Dragging a Rod - Variation

We pick the flat surface as the basis of our reference frame: the $x$ axis is along the dragging line, the $y$ axis is in the plane perpendicular to the $x$ axis, and the $z$ axis perpendicular to the surface. The components of the weight vector will be $(0, -mg \sin \gamma, -mg \cos \gamma)$ . The $z$ component of the weight is balanced by the surface at the two ends of the rod, distributed evenly between the two support points.
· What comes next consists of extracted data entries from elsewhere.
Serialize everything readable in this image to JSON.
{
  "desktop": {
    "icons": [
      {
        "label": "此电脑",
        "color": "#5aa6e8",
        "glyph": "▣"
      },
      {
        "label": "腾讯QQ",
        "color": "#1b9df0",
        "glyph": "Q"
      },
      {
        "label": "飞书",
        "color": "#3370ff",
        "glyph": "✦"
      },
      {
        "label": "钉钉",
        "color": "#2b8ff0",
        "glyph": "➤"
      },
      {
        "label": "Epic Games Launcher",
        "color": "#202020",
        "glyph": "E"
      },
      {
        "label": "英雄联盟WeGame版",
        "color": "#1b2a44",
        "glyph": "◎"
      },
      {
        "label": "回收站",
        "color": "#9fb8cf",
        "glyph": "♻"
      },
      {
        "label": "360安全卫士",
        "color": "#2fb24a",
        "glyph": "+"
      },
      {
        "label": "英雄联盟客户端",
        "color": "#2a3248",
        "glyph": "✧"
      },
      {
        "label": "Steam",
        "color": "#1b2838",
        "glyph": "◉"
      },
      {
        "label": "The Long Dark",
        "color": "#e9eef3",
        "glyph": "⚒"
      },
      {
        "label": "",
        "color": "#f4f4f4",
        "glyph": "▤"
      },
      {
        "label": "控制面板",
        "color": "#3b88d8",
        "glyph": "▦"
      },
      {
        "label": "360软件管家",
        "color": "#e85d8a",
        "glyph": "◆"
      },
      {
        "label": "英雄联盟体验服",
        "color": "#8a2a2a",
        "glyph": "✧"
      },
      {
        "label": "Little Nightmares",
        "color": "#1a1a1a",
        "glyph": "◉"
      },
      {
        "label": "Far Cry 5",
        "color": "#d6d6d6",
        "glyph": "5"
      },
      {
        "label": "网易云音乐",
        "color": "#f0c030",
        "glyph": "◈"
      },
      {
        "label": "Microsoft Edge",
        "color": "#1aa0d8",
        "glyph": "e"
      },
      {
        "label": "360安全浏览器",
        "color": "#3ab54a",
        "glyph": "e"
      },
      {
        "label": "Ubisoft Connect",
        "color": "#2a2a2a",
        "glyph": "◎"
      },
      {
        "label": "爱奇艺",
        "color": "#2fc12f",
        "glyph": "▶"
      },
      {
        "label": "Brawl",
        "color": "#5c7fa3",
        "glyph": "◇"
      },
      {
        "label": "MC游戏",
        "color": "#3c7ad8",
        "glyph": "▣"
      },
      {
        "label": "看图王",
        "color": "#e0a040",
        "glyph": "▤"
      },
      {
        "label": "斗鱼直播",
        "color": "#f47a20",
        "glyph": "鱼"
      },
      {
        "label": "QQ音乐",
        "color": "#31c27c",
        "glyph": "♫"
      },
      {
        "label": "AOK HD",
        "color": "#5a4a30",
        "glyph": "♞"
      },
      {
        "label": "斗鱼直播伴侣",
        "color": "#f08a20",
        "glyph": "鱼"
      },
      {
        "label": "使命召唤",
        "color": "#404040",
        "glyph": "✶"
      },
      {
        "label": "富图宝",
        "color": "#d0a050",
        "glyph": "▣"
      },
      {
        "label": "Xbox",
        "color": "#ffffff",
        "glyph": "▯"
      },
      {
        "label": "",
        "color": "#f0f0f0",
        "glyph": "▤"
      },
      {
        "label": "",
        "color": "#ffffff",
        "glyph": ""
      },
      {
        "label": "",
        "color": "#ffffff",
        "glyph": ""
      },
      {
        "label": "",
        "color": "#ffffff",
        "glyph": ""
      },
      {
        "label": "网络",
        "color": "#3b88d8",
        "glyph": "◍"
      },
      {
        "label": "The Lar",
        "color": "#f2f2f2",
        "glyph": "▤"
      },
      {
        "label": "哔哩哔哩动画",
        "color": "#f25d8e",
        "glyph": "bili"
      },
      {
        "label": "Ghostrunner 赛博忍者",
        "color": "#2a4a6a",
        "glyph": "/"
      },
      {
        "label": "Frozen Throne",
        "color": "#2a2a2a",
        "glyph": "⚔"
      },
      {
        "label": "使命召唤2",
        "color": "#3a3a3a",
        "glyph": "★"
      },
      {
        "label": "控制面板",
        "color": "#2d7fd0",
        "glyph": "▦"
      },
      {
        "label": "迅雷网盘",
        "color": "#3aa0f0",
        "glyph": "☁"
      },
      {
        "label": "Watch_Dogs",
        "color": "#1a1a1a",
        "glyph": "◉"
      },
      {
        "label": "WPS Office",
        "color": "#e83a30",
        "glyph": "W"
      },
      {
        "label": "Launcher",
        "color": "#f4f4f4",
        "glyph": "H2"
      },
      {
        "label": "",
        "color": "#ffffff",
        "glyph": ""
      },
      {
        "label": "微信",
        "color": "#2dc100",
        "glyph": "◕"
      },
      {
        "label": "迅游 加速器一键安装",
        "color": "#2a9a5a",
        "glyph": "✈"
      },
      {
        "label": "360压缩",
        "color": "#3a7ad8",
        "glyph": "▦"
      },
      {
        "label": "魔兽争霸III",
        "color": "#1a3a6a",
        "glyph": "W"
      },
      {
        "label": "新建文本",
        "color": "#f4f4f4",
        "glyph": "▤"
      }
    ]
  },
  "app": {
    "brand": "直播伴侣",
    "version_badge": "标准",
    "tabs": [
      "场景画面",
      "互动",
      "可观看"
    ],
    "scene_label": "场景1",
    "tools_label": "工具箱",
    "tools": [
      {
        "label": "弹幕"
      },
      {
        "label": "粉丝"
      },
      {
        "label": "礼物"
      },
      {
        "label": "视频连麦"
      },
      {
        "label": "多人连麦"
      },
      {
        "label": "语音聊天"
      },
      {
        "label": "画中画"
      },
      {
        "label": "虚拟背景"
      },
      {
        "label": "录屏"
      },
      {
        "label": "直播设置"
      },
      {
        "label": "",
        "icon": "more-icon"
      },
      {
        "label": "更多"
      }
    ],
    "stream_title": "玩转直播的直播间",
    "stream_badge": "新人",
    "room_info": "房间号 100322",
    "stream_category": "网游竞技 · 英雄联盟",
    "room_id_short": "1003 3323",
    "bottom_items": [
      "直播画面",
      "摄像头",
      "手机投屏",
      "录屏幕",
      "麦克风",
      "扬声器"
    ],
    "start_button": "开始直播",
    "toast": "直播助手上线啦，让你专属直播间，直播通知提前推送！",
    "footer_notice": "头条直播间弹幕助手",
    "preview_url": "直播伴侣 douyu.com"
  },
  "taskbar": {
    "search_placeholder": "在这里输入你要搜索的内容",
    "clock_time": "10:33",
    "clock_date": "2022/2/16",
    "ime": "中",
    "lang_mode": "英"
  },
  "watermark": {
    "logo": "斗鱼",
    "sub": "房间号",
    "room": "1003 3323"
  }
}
Therefore the normal force acting at the free end is $(1/2) mg \cos \gamma$ and the magnitude of the friction force is $(1/2) \mu mg \cos \gamma$ . The $y$ component of the force of gravity acts at the center of the rod, with magnitude $mg \sin \gamma$ .

If we are not at the limiting angle and we start to pull the rod, it will rotate either upwards or downwards. At the limiting angle the rod will not rotate at all, and therefore the top is moving parallel to the bottom. The friction force will point to the negative $x$ direction. If there is no rotation, the net torque acting on the rod must be zero. It is best to select the pulled end as the axis of rotation, and we get for the torque:

$(\frac{1}{2}\mu mg \cos \gamma) (\ell \sin \alpha) = (mg \sin \gamma )(\frac {\ell}{2} \cos \alpha)$

Where $\ell$ is the length of the rod. The solution is

$\tan \alpha = \frac {1}{\mu} \tan \gamma$

Notes:

1. It is easy to see that dragging at the critical angle is not a stable situation. Any deviation from the angle will lead to a torque that increases the deviation.

2. When setting up this problem one has to be careful not to make a surface too steep. If $\alpha> \tan^{-1}\mu$ , the whole set up is unstable.

3. Independent of the starting conditions, the rod will end up behind the pulled end, leaning downwards by the critical angle.